Let me suggest not virtualizing firewalls, because a multitude of extra things can go wrong on cold-startup. Like VMs not starting because storage took a while longer and you didn't bother to automate recovery in some VMware solution. Wrong defaults on boot that no longer let pass PPPoE frames out an interface. Booting firewall VM on a cluster host that does not have the DSL modem or fiber link connected. Misconfigured switch topologies, etc. pp. Also think of lightning. Virtualized firewall means something going to your house like two copper wires will need to be awefully close to your server electrically. If some cheap firewall hardware gets a port fried, oh well, use the cold standby. Of course you could always build a 4G/5G back-entry with a separate router, but who does. Once power or the link comes back, the firewall has to come back up and forward packets. Overly complicated setups here are the enemy of reliability.
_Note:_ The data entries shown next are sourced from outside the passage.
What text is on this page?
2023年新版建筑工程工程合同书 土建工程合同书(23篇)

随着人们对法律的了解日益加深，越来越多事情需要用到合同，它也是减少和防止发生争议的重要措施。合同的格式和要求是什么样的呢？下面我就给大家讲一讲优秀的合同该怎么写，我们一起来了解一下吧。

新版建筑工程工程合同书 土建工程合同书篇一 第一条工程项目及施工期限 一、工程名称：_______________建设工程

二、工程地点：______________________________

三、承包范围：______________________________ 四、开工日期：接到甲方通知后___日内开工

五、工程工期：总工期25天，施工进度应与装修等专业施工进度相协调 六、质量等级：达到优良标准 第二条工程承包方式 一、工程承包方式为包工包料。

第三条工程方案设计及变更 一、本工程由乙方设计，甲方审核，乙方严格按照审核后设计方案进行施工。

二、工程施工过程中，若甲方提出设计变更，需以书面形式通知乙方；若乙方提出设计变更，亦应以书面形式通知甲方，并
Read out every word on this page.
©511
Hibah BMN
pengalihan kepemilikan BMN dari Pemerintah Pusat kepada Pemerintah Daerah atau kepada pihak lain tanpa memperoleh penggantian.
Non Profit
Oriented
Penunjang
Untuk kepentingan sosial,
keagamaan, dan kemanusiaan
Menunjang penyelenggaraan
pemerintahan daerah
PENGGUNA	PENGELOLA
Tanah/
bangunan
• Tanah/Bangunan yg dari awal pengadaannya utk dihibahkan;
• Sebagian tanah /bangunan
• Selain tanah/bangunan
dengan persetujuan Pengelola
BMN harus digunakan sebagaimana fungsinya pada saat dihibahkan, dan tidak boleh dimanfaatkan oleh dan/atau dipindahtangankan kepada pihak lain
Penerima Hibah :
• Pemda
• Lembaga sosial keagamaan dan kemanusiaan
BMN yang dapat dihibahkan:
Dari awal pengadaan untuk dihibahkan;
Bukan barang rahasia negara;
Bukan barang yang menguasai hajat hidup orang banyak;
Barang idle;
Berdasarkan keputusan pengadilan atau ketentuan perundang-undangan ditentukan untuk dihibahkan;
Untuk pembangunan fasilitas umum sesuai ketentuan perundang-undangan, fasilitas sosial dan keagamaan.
With regard to state level actors, the trick in 99.999% of cases is to not be a target in the first place. I.e. if Snowden were to drop another cache, don't download it or participate in a torrent. Just don't. Same with some 1.9M entry no-fly list that someone downloaded from the FBI. Others will, and report on findings. Because didn't you suspect since at least 2013 anyway, that every packet of data from your premises to the outside is fair game to really anybody who cares? Maybe you're a journalist for hot topics that aggravates people in power? I suggest to learn a different profession, because your employer can't and won't protect you, their duty is to sale of ads and make payroll. Same with arms or drug trafficking, just get a job at the CIA and do it legally. /sarcasm In the very unlikely event that you are on some kind of jihad, well can't help you with that, son. But those are the groups of people that should concern themselves with "state level actors". Are you among them? (I guess the last one is a trick question)
Anyhow. Protecting against well-funded state level actors is pretty much impossible, as long as you are connected to the outside world. Because anything and everything has flaws that could be exploited, if you are a high enough value target. The Empire has deep enough pockets to just buy any exploit for whatever device you have. Or let somebody else buy it and use it for them, see Pegasus in recent news. From the Qualcomm baseband in your phone, to your Chromium-based browser, to that Windows app which keeps downloading and installing unsigned binaries, to that device you have which keeps installing signed drivers but which have a gaping hole allowing anybody to be SYSTEM.
Btw ESXi is used by state-level actors in some "diode" aka malicious packet injection traffic redirection setups, going by reports in The Guardian from back 2013 or 2014. Edward told them. All in all seems pretty tight, if you patch known flaws regularly I guess. Really the least of your worries, they sell to governments alot and malicious backdoor would put them out of business. They are still in business and even Dell couldn't change that.
My personal opinion on firewalls is, that everything with a web GUI is doomed. The only externally reachable port open should be SSH on a non-standard port and from a whitelisted source ip range, and/or a single UDP port for OpenVPN or Wireguard. To fight falling victim to security theater monocultures, you should also roll your own firewall setup script on boot with Before=network-pre.target and DefaultDependencies=no if you are into systemd, and a stop command on the service that just does nothing. If you choose iptables, you could block on INPUT any new connections from the ISC SANS research list (hxxps://isc.sans.edu/api/threatcategory/research/?text) so your box almost never shows up on Shodan et.al. You should also block the most aggressive comrades from the dshield list (hxxps://isc.sans.edu/block.txt). Insert into ipsets and reload once a day after aggregate6.py treatment automatically. The solution you picked should also be able to block and log any device you have based on its MAC address never mind what protocol it uses, because what business does your wifi enabled light bulb or printer have reporting back to its true owner how you are using them? Many devices have no business talking with the Internet at all. If the product you choose has all that, very good, probably a keeper.
Did you also consider that most exploits these days are written for x86 (PCs, Macs) and ARM (Android, Apple)? These won't work on SPARC or POWER, providing extra protection through non-monocultural obscurity. A SPARC T2 server is only 500 fiat on ebay these days and nobody sane would write exploits for such a system these days. OpenBSD has a nice list: hxxps://www.openbsd.org/sparc64.html, Gentoo also has a nice selection of supported architectures. My ranking from vulnerable to more secure would be: x86 < ARM < MIPS64 (Octeon) < POWER8/9 (IBM or Raptor) < SPARC (Sun/Oracle).